It had been quite a long while since I played, but i recently went through a campaign and had a lot of fun. I had been very critical over well, the entire skill system for awhile. The current skill system is a massive improvement over those early implementations, the balance is way better, the available OP points on hulls are consistent now, story points provide a nice extra path for progression. I'm still not a fan of arbitrary damage bonuses and similar but it's not really a problem in the current balance i dont think.
However, i want to attempt an another appeal at tweaking the balance between combat and fleet skills. I have a lot of fun piloting my ship, my favorite being the odyssey (since apogee seems to have gotten a couple redesigns and doesn't really play well as a flagship anymore). Even piloting well, it usually feels much better to get a skill that benefits the whole fleet rather than only your flagship. If it were designed such that it was a power transfer between your flagship or your fleet, a choice between a single strongly buffed ship or many weaker ships, classic narrow and tall or wide and short, it would be fine. But instead of wide and short, it's wide and short but with a big power dip right where the player's ship in the fleet is.
As is, if you do not put a lot of points into combat, then it feels like everyone in your fleet except you gets to have a fun, competent ship. All your officered ships get to bleed off hard flux, have higher top speed, get more plasma burns, get extra flux, deal more damage, higher peak operating time, etc, except the one you're flying, because screw you, player. This blatantly sucks, why am i jealous of my own NPCs, alex! I suggest allowing the player to put an AI officer for skills on their own ship or otherwise be able to use the skills of an officered ship when in control of it.
Thinking about the kind of player who will want to specialize into the command style or who doesn't want to command a ship or isnt entirely comfortable with it, they might not be confident in controlling their ship manually. The very last thing a player who isn't confident in controlling ships manually needs is to be further discouraged from piloting! The knowledge that just by taking control of a ship the shields will get weaker, guns will do less damage, etc is a huge discouragement to players from engaging more with piloting. As an aside, the big 5-6 ordo kill fleets i see don't involve player piloting either, so at current it seems "Optimal" to not pilot your ships at all, which isn't very fun...
I think, if it became possible to put an officer on your flagship right now, it would certainly break the game's balance. If you could always use an officer for your flagship's combat skills, then even extra elite skills the player would be able to use would typically not be worth it compared to having a rank 6 or 7 officer then the player simply putting 5 more points into leadership (one of those points will give extra officers too, which would end up offsetting the officer you'd otherwise be losing by putting into your own ship. But it's not a balance change that would be incredibly far off from working.
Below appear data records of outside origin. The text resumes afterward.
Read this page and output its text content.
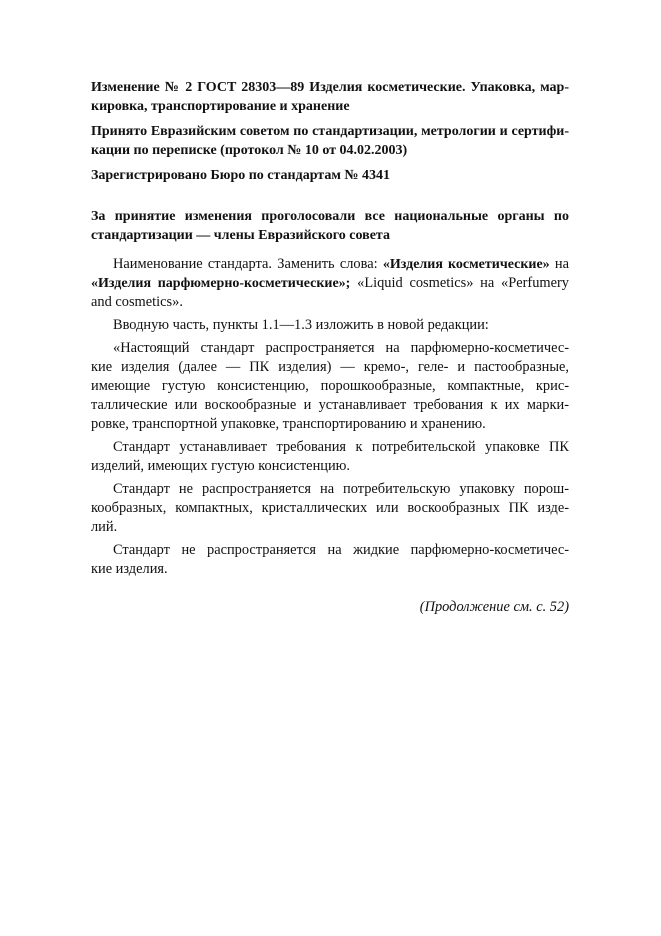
Изменение № 2 ГОСТ 28303—89 Изделия косметические. Упаковка, мар-
кировка, транспортирование и хранение
Принято Евразийским советом по стандартизации, метрологии и сертифи-
кации по переписке (протокол № 10 от 04.02.2003)
Зарегистрировано Бюро по стандартам № 4341
За принятие изменения проголосовали все национальные органы по
стандартизации — члены Евразийского совета
Наименование стандарта. Заменить слова: «Изделия косметические» на
«Изделия парфюмерно-косметические»; «Liquid cosmetics» на «Perfumery
and cosmetics».
Вводную часть, пункты 1.1—1.3 изложить в новой редакции:
«Настоящий стандарт распространяется на парфюмерно-косметичес-
кие изделия (далее — ПК изделия) — кремо-, геле- и пастообразные,
имеющие густую консистенцию, порошкообразные, компактные, крис-
таллические или воскообразные и устанавливает требования к их марки-
ровке, транспортной упаковке, транспортированию и хранению.
Стандарт устанавливает требования к потребительской упаковке ПК
изделий, имеющих густую консистенцию.
Стандарт не распространяется на потребительскую упаковку порош-
кообразных, компактных, кристаллических или воскообразных ПК изде-
лий.
Стандарт не распространяется на жидкие парфюмерно-косметичес-
кие изделия.
(Продолжение см. с. 52)
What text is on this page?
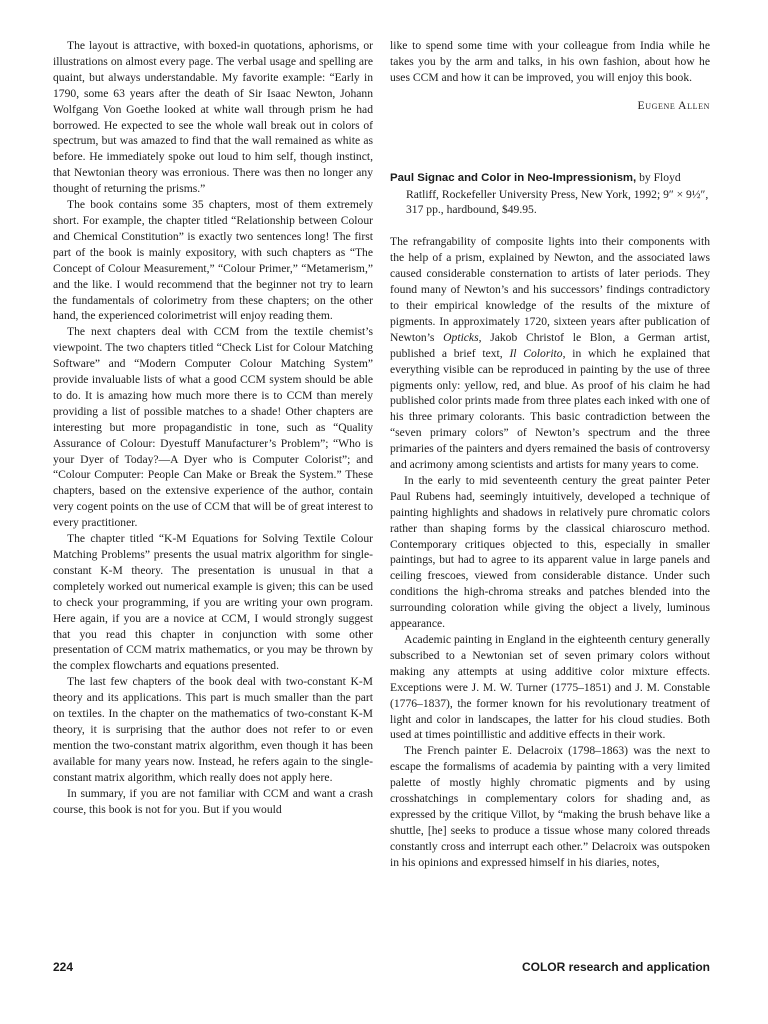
The layout is attractive, with boxed-in quotations, aphorisms, or illustrations on almost every page. The verbal usage and spelling are quaint, but always understandable. My favorite example: “Early in 1790, some 63 years after the death of Sir Isaac Newton, Johann Wolfgang Von Goethe looked at white wall through prism he had borrowed. He expected to see the whole wall break out in colors of spectrum, but was amazed to find that the wall remained as white as before. He immediately spoke out loud to him self, though instinct, that Newtonian theory was erronious. There was then no longer any thought of returning the prisms.”

The book contains some 35 chapters, most of them extremely short. For example, the chapter titled “Relationship between Colour and Chemical Constitution” is exactly two sentences long! The first part of the book is mainly expository, with such chapters as “The Concept of Colour Measurement,” “Colour Primer,” “Metamerism,” and the like. I would recommend that the beginner not try to learn the fundamentals of colorimetry from these chapters; on the other hand, the experienced colorimetrist will enjoy reading them.

The next chapters deal with CCM from the textile chemist’s viewpoint. The two chapters titled “Check List for Colour Matching Software” and “Modern Computer Colour Matching System” provide invaluable lists of what a good CCM system should be able to do. It is amazing how much more there is to CCM than merely providing a list of possible matches to a shade! Other chapters are interesting but more propagandistic in tone, such as “Quality Assurance of Colour: Dyestuff Manufacturer’s Problem”; “Who is your Dyer of Today?—A Dyer who is Computer Colorist”; and “Colour Computer: People Can Make or Break the System.” These chapters, based on the extensive experience of the author, contain very cogent points on the use of CCM that will be of great interest to every practitioner.

The chapter titled “K-M Equations for Solving Textile Colour Matching Problems” presents the usual matrix algorithm for single-constant K-M theory. The presentation is unusual in that a completely worked out numerical example is given; this can be used to check your programming, if you are writing your own program. Here again, if you are a novice at CCM, I would strongly suggest that you read this chapter in conjunction with some other presentation of CCM matrix mathematics, or you may be thrown by the complex flowcharts and equations presented.

The last few chapters of the book deal with two-constant K-M theory and its applications. This part is much smaller than the part on textiles. In the chapter on the mathematics of two-constant K-M theory, it is surprising that the author does not refer to or even mention the two-constant matrix algorithm, even though it has been available for many years now. Instead, he refers again to the single-constant matrix algorithm, which really does not apply here.

In summary, if you are not familiar with CCM and want a crash course, this book is not for you. But if you would

like to spend some time with your colleague from India while he takes you by the arm and talks, in his own fashion, about how he uses CCM and how it can be improved, you will enjoy this book.

Eugene Allen
Paul Signac and Color in Neo-Impressionism, by Floyd Ratliff, Rockefeller University Press, New York, 1992; 9″ × 9½″, 317 pp., hardbound, $49.95.

The refrangability of composite lights into their components with the help of a prism, explained by Newton, and the associated laws caused considerable consternation to artists of later periods. They found many of Newton’s and his successors’ findings contradictory to their empirical knowledge of the results of the mixture of pigments. In approximately 1720, sixteen years after publication of Newton’s Opticks, Jakob Christof le Blon, a German artist, published a brief text, Il Colorito, in which he explained that everything visible can be reproduced in painting by the use of three pigments only: yellow, red, and blue. As proof of his claim he had published color prints made from three plates each inked with one of his three primary colorants. This basic contradiction between the “seven primary colors” of Newton’s spectrum and the three primaries of the painters and dyers remained the basis of controversy and acrimony among scientists and artists for many years to come.

In the early to mid seventeenth century the great painter Peter Paul Rubens had, seemingly intuitively, developed a technique of painting highlights and shadows in relatively pure chromatic colors rather than shaping forms by the classical chiaroscuro method. Contemporary critiques objected to this, especially in smaller paintings, but had to agree to its apparent value in large panels and ceiling frescoes, viewed from considerable distance. Under such conditions the high-chroma streaks and patches blended into the surrounding coloration while giving the object a lively, luminous appearance.

Academic painting in England in the eighteenth century generally subscribed to a Newtonian set of seven primary colors without making any attempts at using additive color mixture effects. Exceptions were J. M. W. Turner (1775–1851) and J. M. Constable (1776–1837), the former known for his revolutionary treatment of light and color in landscapes, the latter for his cloud studies. Both used at times pointillistic and additive effects in their work.

The French painter E. Delacroix (1798–1863) was the next to escape the formalisms of academia by painting with a very limited palette of mostly highly chromatic pigments and by using crosshatchings in complementary colors for shading and, as expressed by the critique Villot, by “making the brush behave like a shuttle, [he] seeks to produce a tissue whose many colored threads constantly cross and interrupt each other.” Delacroix was outspoken in his opinions and expressed himself in his diaries, notes,

224	COLOR research and application
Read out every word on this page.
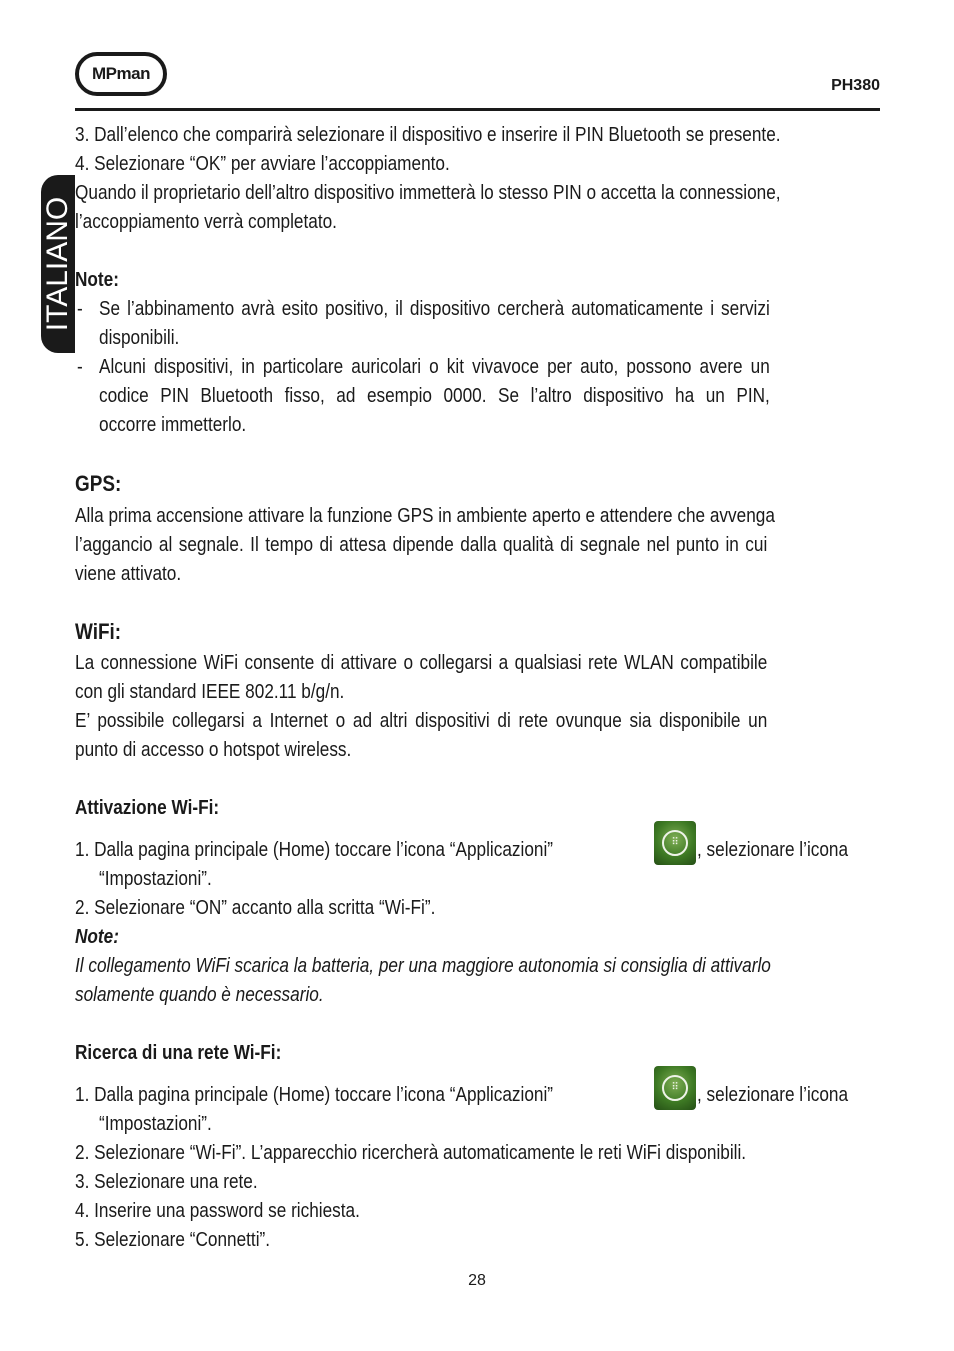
MPman
PH380
ITALIANO
3. Dall’elenco che comparirà selezionare il dispositivo e inserire il PIN Bluetooth se presente.
4. Selezionare “OK” per avviare l’accoppiamento.
Quando il proprietario dell’altro dispositivo immetterà lo stesso PIN o accetta la connessione,
l’accoppiamento verrà completato.
Note:
- Se l’abbinamento avrà esito positivo, il dispositivo cercherà automaticamente i servizi
disponibili.
- Alcuni dispositivi, in particolare auricolari o kit vivavoce per auto, possono avere un
codice PIN Bluetooth fisso, ad esempio 0000. Se l’altro dispositivo ha un PIN,
occorre immetterlo.
GPS:
Alla prima accensione attivare la funzione GPS in ambiente aperto e attendere che avvenga
l’aggancio al segnale. Il tempo di attesa dipende dalla qualità di segnale nel punto in cui
viene attivato.
WiFi:
La connessione WiFi consente di attivare o collegarsi a qualsiasi rete WLAN compatibile
con gli standard IEEE 802.11 b/g/n.
E’ possibile collegarsi a Internet o ad altri dispositivi di rete ovunque sia disponibile un
punto di accesso o hotspot wireless.
Attivazione Wi-Fi:
1. Dalla pagina principale (Home) toccare l’icona “Applicazioni”	⠿ , selezionare l’icona
“Impostazioni”.
2. Selezionare “ON” accanto alla scritta “Wi-Fi”.
Note:
Il collegamento WiFi scarica la batteria, per una maggiore autonomia si consiglia di attivarlo
solamente quando è necessario.
Ricerca di una rete Wi-Fi:
1. Dalla pagina principale (Home) toccare l’icona “Applicazioni”	⠿ , selezionare l’icona
“Impostazioni”.
2. Selezionare “Wi-Fi”. L’apparecchio ricercherà automaticamente le reti WiFi disponibili.
3. Selezionare una rete.
4. Inserire una password se richiesta.
5. Selezionare “Connetti”.
28
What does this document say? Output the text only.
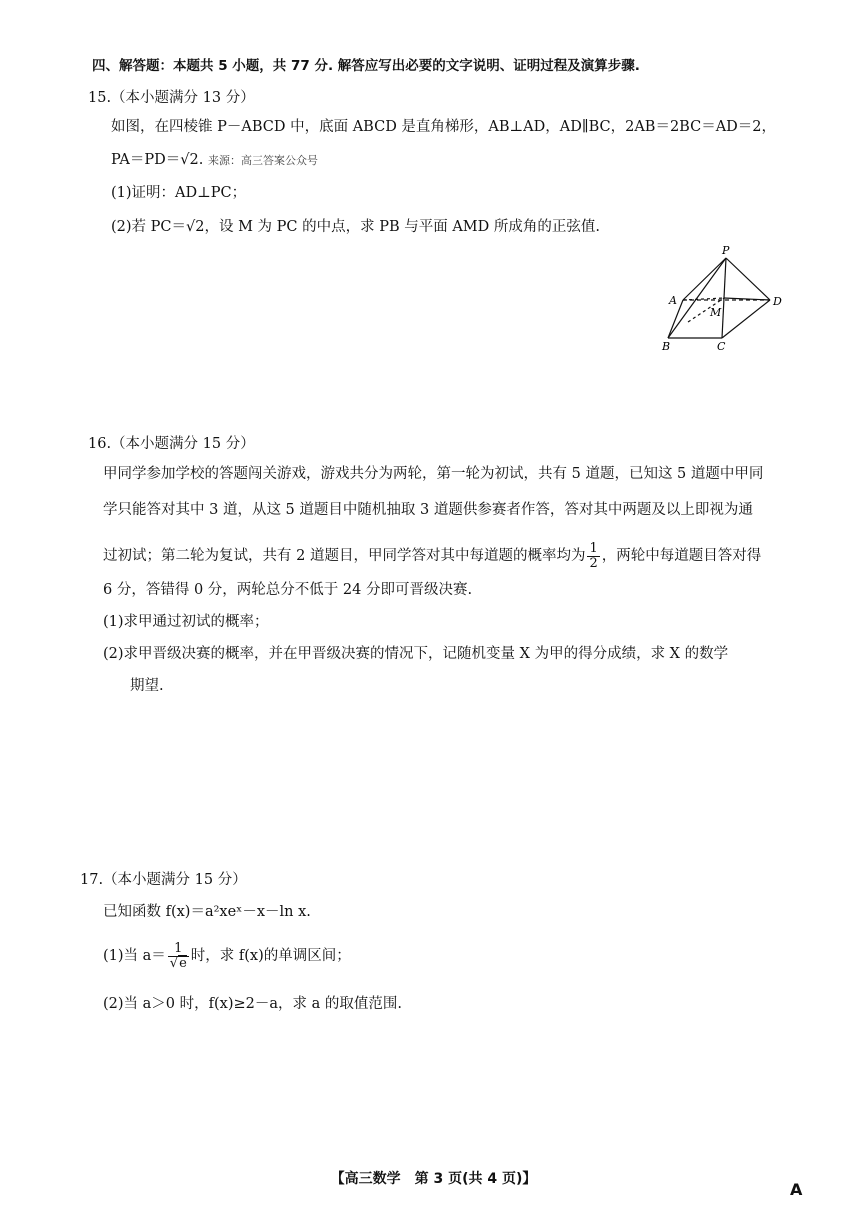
四、解答题：本题共 5 小题，共 77 分. 解答应写出必要的文字说明、证明过程及演算步骤.
15.（本小题满分 13 分）
如图，在四棱锥 P－ABCD 中，底面 ABCD 是直角梯形，AB⊥AD，AD∥BC，2AB＝2BC＝AD＝2，
PA＝PD＝√2. 来源：高三答案公众号
(1)证明：AD⊥PC；
(2)若 PC＝√2，设 M 为 PC 的中点，求 PB 与平面 AMD 所成角的正弦值.
P
A	D
M
B	C
16.（本小题满分 15 分）
甲同学参加学校的答题闯关游戏，游戏共分为两轮，第一轮为初试，共有 5 道题，已知这 5 道题中甲同
学只能答对其中 3 道，从这 5 道题目中随机抽取 3 道题供参赛者作答，答对其中两题及以上即视为通
过初试；第二轮为复试，共有 2 道题目，甲同学答对其中每道题的概率均为 $\frac{1}{2}$ ，两轮中每道题目答对得
6 分，答错得 0 分，两轮总分不低于 24 分即可晋级决赛.
(1)求甲通过初试的概率；
(2)求甲晋级决赛的概率，并在甲晋级决赛的情况下，记随机变量 X 为甲的得分成绩，求 X 的数学
期望.
17.（本小题满分 15 分）
已知函数 f(x)＝a²xeˣ－x－ln x.
(1)当 $a= \frac{1}{√e}$ 时，求 f(x)的单调区间；
(2)当 a＞0 时，f(x)≥2－a，求 a 的取值范围.
【高三数学　第 3 页(共 4 页)】
A
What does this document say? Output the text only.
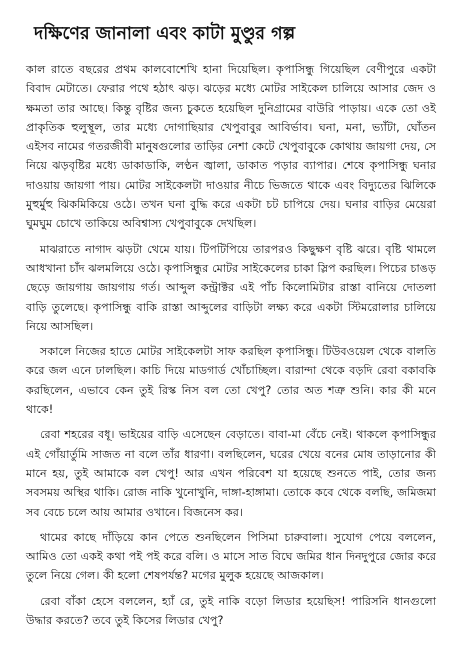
দক্ষিণের জানালা এবং কাটা মুণ্ডুর গল্প

কাল রাতে বছরের প্রথম কালবোশেখি হানা দিয়েছিল। কৃপাসিন্ধু গিয়েছিল বেণীপুরে একটা বিবাদ মেটাতে। ফেরার পথে হঠাৎ ঝড়। ঝড়ের মধ্যে মোটর সাইকেল চালিয়ে আসার জেদ ও ক্ষমতা তার আছে। কিন্তু বৃষ্টির জন্য চুকতে হয়েছিল দুনিগ্রামের বাউরি পাড়ায়। একে তো ওই প্রাকৃতিক হুলুস্থূল, তার মধ্যে দোগাছিয়ার খেপুবাবুর আবির্ভাব। ঘনা, মনা, ভ্যাঁটা, ঘোঁতন এইসব নামের গতরজীবী মানুষগুলোর তাড়ির নেশা কেটে খেপুবাবুকে কোথায় জায়গা দেয়, সে নিয়ে ঝড়বৃষ্টির মধ্যে ডাকাডাকি, লণ্ঠন জ্বালা, ডাকাত পড়ার ব্যাপার। শেষে কৃপাসিন্ধু ঘনার দাওয়ায় জায়গা পায়। মোটর সাইকেলটা দাওয়ার নীচে ভিজতে থাকে এবং বিদ্যুতের ঝিলিকে মুহুর্মুহু ঝিকমিকিয়ে ওঠে। তখন ঘনা বুদ্ধি করে একটা চট চাপিয়ে দেয়। ঘনার বাড়ির মেয়েরা ঘুমঘুম চোখে তাকিয়ে অবিশ্বাস্য খেপুবাবুকে দেখছিল।

মাঝরাতে নাগাদ ঝড়টা থেমে যায়। টিপটিপিয়ে তারপরও কিছুক্ষণ বৃষ্টি ঝরে। বৃষ্টি থামলে আধখানা চাঁদ ঝলমলিয়ে ওঠে। কৃপাসিন্ধুর মোটর সাইকেলের চাকা স্লিপ করছিল। পিচের চাঙড় ছেড়ে জায়গায় জায়গায় গর্ত। আব্দুল কন্ট্রাক্টর এই পাঁচ কিলোমিটার রাস্তা বানিয়ে দোতলা বাড়ি তুলেছে। কৃপাসিন্ধু বাকি রাস্তা আব্দুলের বাড়িটা লক্ষ্য করে একটা স্টিমরোলার চালিয়ে নিয়ে আসছিল।

সকালে নিজের হাতে মোটর সাইকেলটা সাফ করছিল কৃপাসিন্ধু। টিউবওয়েল থেকে বালতি করে জল এনে ঢালছিল। কাচি দিয়ে মাডগার্ড খোঁচাচ্ছিল। বারান্দা থেকে বড়দি রেবা বকাবকি করছিলেন, এভাবে কেন তুই রিস্ক নিস বল তো খেপু? তোর অত শত্রু শুনি। কার কী মনে থাকে!

রেবা শহরের বধূ। ভাইয়ের বাড়ি এসেছেন বেড়াতে। বাবা-মা বেঁচে নেই। থাকলে কৃপাসিন্ধুর এই গোঁয়ার্তুমি সাজত না বলে তাঁর ধারণা। বলছিলেন, ঘরের খেয়ে বনের মোষ তাড়ানোর কী মানে হয়, তুই আমাকে বল খেপু! আর এখন পরিবেশ যা হয়েছে শুনতে পাই, তোর জন্য সবসময় অস্থির থাকি। রোজ নাকি খুনোখুনি, দাঙ্গা-হাঙ্গামা। তোকে কবে থেকে বলছি, জমিজমা সব বেচে চলে আয় আমার ওখানে। বিজনেস কর।

থামের কাছে দাঁড়িয়ে কান পেতে শুনছিলেন পিসিমা চারুবালা। সুযোগ পেয়ে বললেন, আমিও তো একই কথা পই পই করে বলি। ও মাসে সাত বিঘে জমির ধান দিনদুপুরে জোর করে তুলে নিয়ে গেল। কী হলো শেষপর্যন্ত? মগের মুলুক হয়েছে আজকাল।

রেবা বাঁকা হেসে বললেন, হ্যাঁ রে, তুই নাকি বড়ো লিডার হয়েছিস! পারিসনি ধানগুলো উদ্ধার করতে? তবে তুই কিসের লিডার খেপু?
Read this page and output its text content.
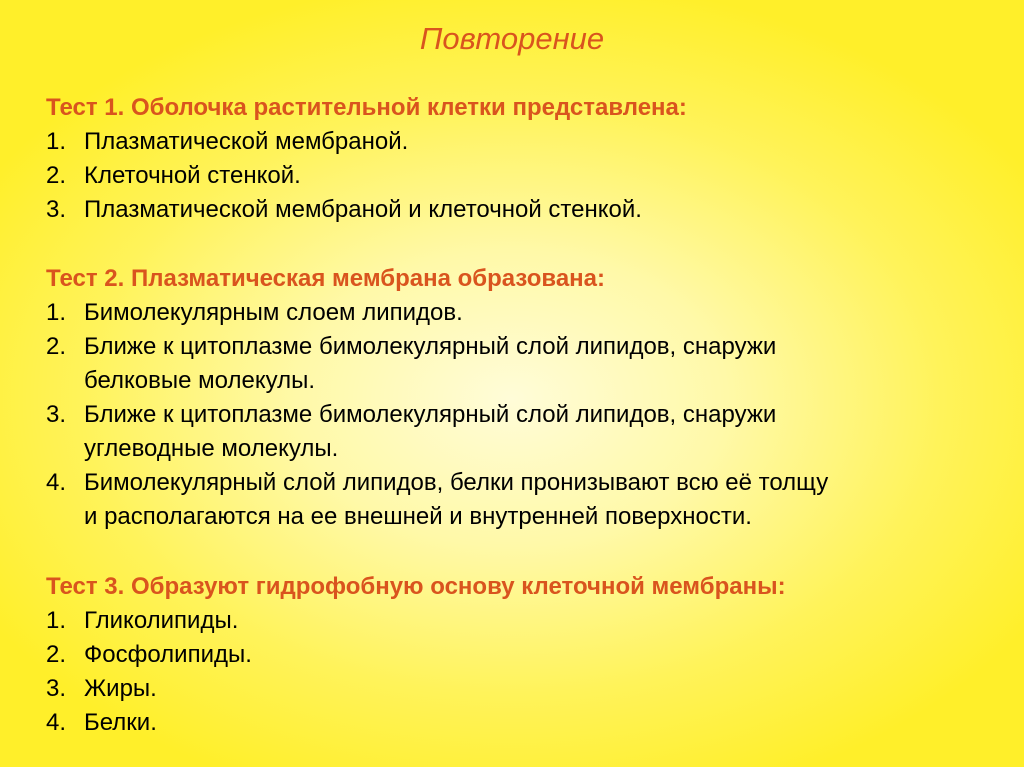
Повторение
Тест 1. Оболочка растительной клетки представлена:
1. Плазматической мембраной.
2. Клеточной стенкой.
3. Плазматической мембраной и клеточной стенкой.
Тест 2. Плазматическая мембрана образована:
1. Бимолекулярным слоем липидов.
2. Ближе к цитоплазме бимолекулярный слой липидов, снаружи
белковые молекулы.
3. Ближе к цитоплазме бимолекулярный слой липидов, снаружи
углеводные молекулы.
4. Бимолекулярный слой липидов, белки пронизывают всю её толщу
и располагаются на ее внешней и внутренней поверхности.
Тест 3. Образуют гидрофобную основу клеточной мембраны:
1. Гликолипиды.
2. Фосфолипиды.
3. Жиры.
4. Белки.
It's hard for me to say which direction would work for starsector, but reducing the base officer count and distributing more via skills (unlocking officer slots from combat skills anyone?), maybe having minor fleet bonuses on existing combat skills when taken by the player, maybe even giving the player a different combat skill pool than officers would be good here.
By the way, hull restoration might be my favorite skill in the game, it's a huge upgrade to the gameplay experience. It's always been annoying to me how AI are really stupid and frequently get your assets killed by random chance (did two friendly paragons really need to sandwich hug my shrike to death?) The actual credits cost of losing frigates, destroyers and other smaller ships this way was always dwarfed by the annoyance factor of having to find or order replacement ships and refit them. For big ships, the cost of dock restoration always being higher than the hull cost of the ship itself is also an issue (though losing them is way rarer), sure i could go find a new one instead of restoring this one, but that is such a drag on gameplay and the fun factor. Story point upgrades on ships help us not lose them as well now which is another neat addition, but hull restoration just helps me not care when an AI piloted ship suicides in some ridiculous way, which makes me want to play campaigns for much longer without getting bogged down in that feeling of tedium from attrition managing a late-game fleet.